For our fourth SLP with Minehead Museum, U3A members researched a number of topics involving the development of transport, in and around Minehead.
Traders and voyagers developed lengthy sea routes along the western coasts of Europe as long ago as 3000 years. The earliest known forms of simple, sea going vessels were the curraghs, which consisted of a wicker frame over which hide was stretched. One of the research topics followed the reconstruction of a Celtic form of such a vessel.
Early inhabitants also contributed to numerous track ways across the countryside, linking sites of habitation. The development of paths, tracks and roads in and around the town were briefly surveyed by another member of the research team. Using published maps, from 1800 to the present day, and local historic sources, it was possible to trace the development of infrastructure around Minehead. Key events such as the rise and decline of the port, the formation of the turnpike trust and the coming of the railway were all significant events leading to the development of the town. The routes of long distance walking paths, such as the Macmillan Way and the South West coastal path through the town provide a fascinating link with the past. They both follow routes which pass close to prehistoric sites, suggesting continuous existence over several thousands of years.
With the coming of steam ships and the railway, the use of horses for transport and pleasure escalated. Until the late 18th century, Minehead was mainly accessible only by sea, on foot or on horseback. The creation of new toll roads not only provided locals with easier access to nearby towns, it also opened up the town to visitors at a time that coincided with the birth of tourism. These visitors were brought into the town from the early nineteenth century by horse drawn coach services. They were also taken on excursions to the surrounding countryside. When the railway arrived, horse drawn coaches were used to take people to their hotels in the town, to the pier and also to Porlock, Lynton and Lynmouth.
Horse racing took place on the beach from the mid-nineteenth century and crowds flocked to the town by rail and sea. Minehead became a fashionable resort in the 1920s. Maharajas with a retinue of turbaned grooms and scores of polo ponies travelled every summer from Rajasthan to play polo with the local aristocracy. On one memorable occasion, even two elephants accompanied the visitors.
The railway opened in Minehead in 1874 as a broad gauge extension from Watchet, which had been linked to Taunton by the Bristol and Exeter railway in 1862. George Luttrell insisted that the railway terminated on the sea front in order to stimulate the growth of tourism. In the years immediately preceding the advent of the railway, the Bratton stream was concealed in a culvert under a new road, called the Avenue. This gave direct access from Wellington Square to the new station. The Beach Hotel and the Esplanade hotel were built around this time. The pier was opened in 1901 and this greatly increased the numbers of day trippers from South Wales. Disembarkation from the steamers was much easier and more frequent via the pier compared to the harbour which was restricted by tide levels.
In 1911 a flimsy monoplane first landed on the sands of Minehead beach. These early aviators attracted much attention from the people of Minehead and crowds flocked to admire and wonder at them.
The advent of bicycles and later the motor car changed the mode of transport in and around the town. The mid 1920s saw the development of many garages and bus companies.
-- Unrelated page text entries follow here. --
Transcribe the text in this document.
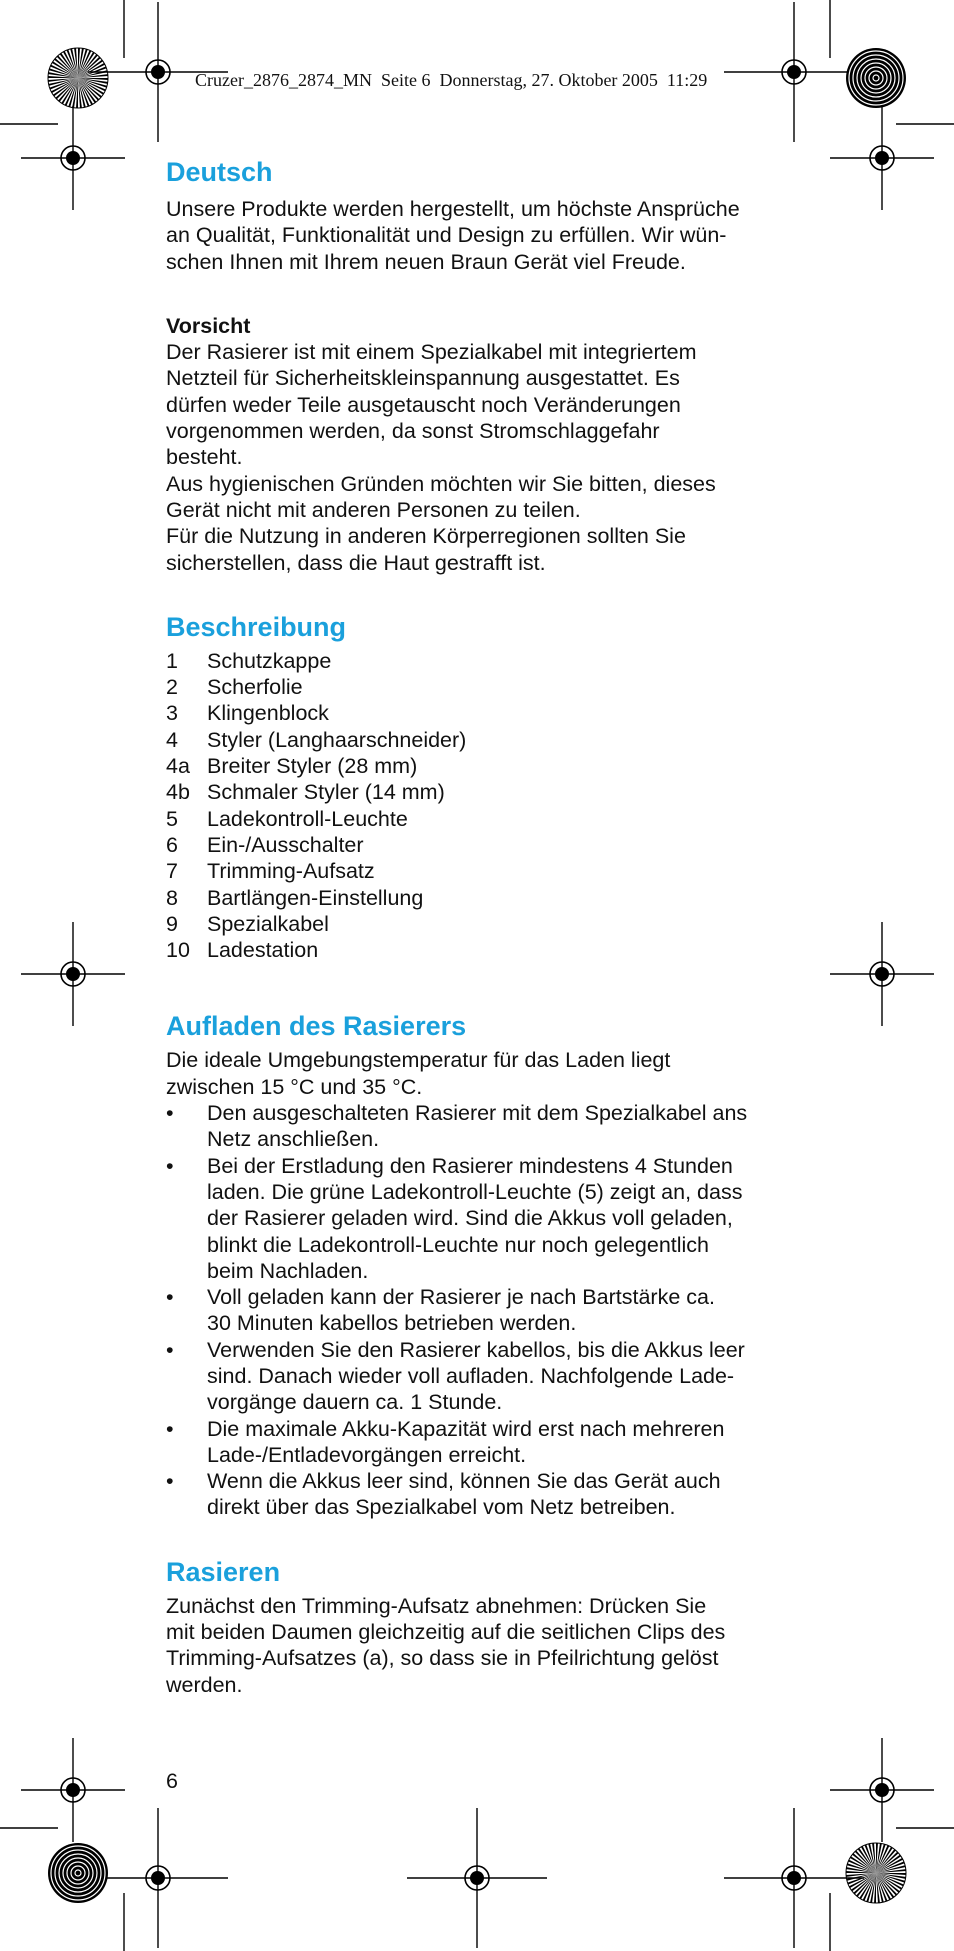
Cruzer_2876_2874_MN  Seite 6  Donnerstag, 27. Oktober 2005  11:29
Deutsch

Unsere Produkte werden hergestellt, um höchste Ansprüche

an Qualität, Funktionalität und Design zu erfüllen. Wir wün-

schen Ihnen mit Ihrem neuen Braun Gerät viel Freude.

Vorsicht

Der Rasierer ist mit einem Spezialkabel mit integriertem

Netzteil für Sicherheitskleinspannung ausgestattet. Es

dürfen weder Teile ausgetauscht noch Veränderungen

vorgenommen werden, da sonst Stromschlaggefahr

besteht.

Aus hygienischen Gründen möchten wir Sie bitten, dieses

Gerät nicht mit anderen Personen zu teilen.

Für die Nutzung in anderen Körperregionen sollten Sie

sicherstellen, dass die Haut gestrafft ist.

Beschreibung
1	Schutzkappe
2	Scherfolie
3	Klingenblock
4	Styler (Langhaarschneider)
4a Breiter Styler (28 mm)
4b Schmaler Styler (14 mm)
5	Ladekontroll-Leuchte
6	Ein-/Ausschalter
7	Trimming-Aufsatz
8	Bartlängen-Einstellung
9	Spezialkabel
10 Ladestation
Aufladen des Rasierers

Die ideale Umgebungstemperatur für das Laden liegt

zwischen 15 °C und 35 °C.

•	Den ausgeschalteten Rasierer mit dem Spezialkabel ans
Netz anschließen.
•	Bei der Erstladung den Rasierer mindestens 4 Stunden
laden. Die grüne Ladekontroll-Leuchte (5) zeigt an, dass
der Rasierer geladen wird. Sind die Akkus voll geladen,
blinkt die Ladekontroll-Leuchte nur noch gelegentlich
beim Nachladen.
•	Voll geladen kann der Rasierer je nach Bartstärke ca.
30 Minuten kabellos betrieben werden.
•	Verwenden Sie den Rasierer kabellos, bis die Akkus leer
sind. Danach wieder voll aufladen. Nachfolgende Lade-
vorgänge dauern ca. 1 Stunde.
•	Die maximale Akku-Kapazität wird erst nach mehreren
Lade-/Entladevorgängen erreicht.
•	Wenn die Akkus leer sind, können Sie das Gerät auch
direkt über das Spezialkabel vom Netz betreiben.
Rasieren

Zunächst den Trimming-Aufsatz abnehmen: Drücken Sie

mit beiden Daumen gleichzeitig auf die seitlichen Clips des

Trimming-Aufsatzes (a), so dass sie in Pfeilrichtung gelöst

werden.

6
The discussion of transport in and around the town could not be complete without reference to one of the Minehead’s famous sons, Sir Arthur C Clarke. He predicted many of the things that we take for granted today. He had a deep belief that humanity was destined to be a space-faring species and foresaw space shuttles, moon landings and space stations. In 1992, he visited Minehead for the Festival of the International Space Year. He was awarded the Freedom of the town in July that year and the certificate now hangs in Minehead Museum.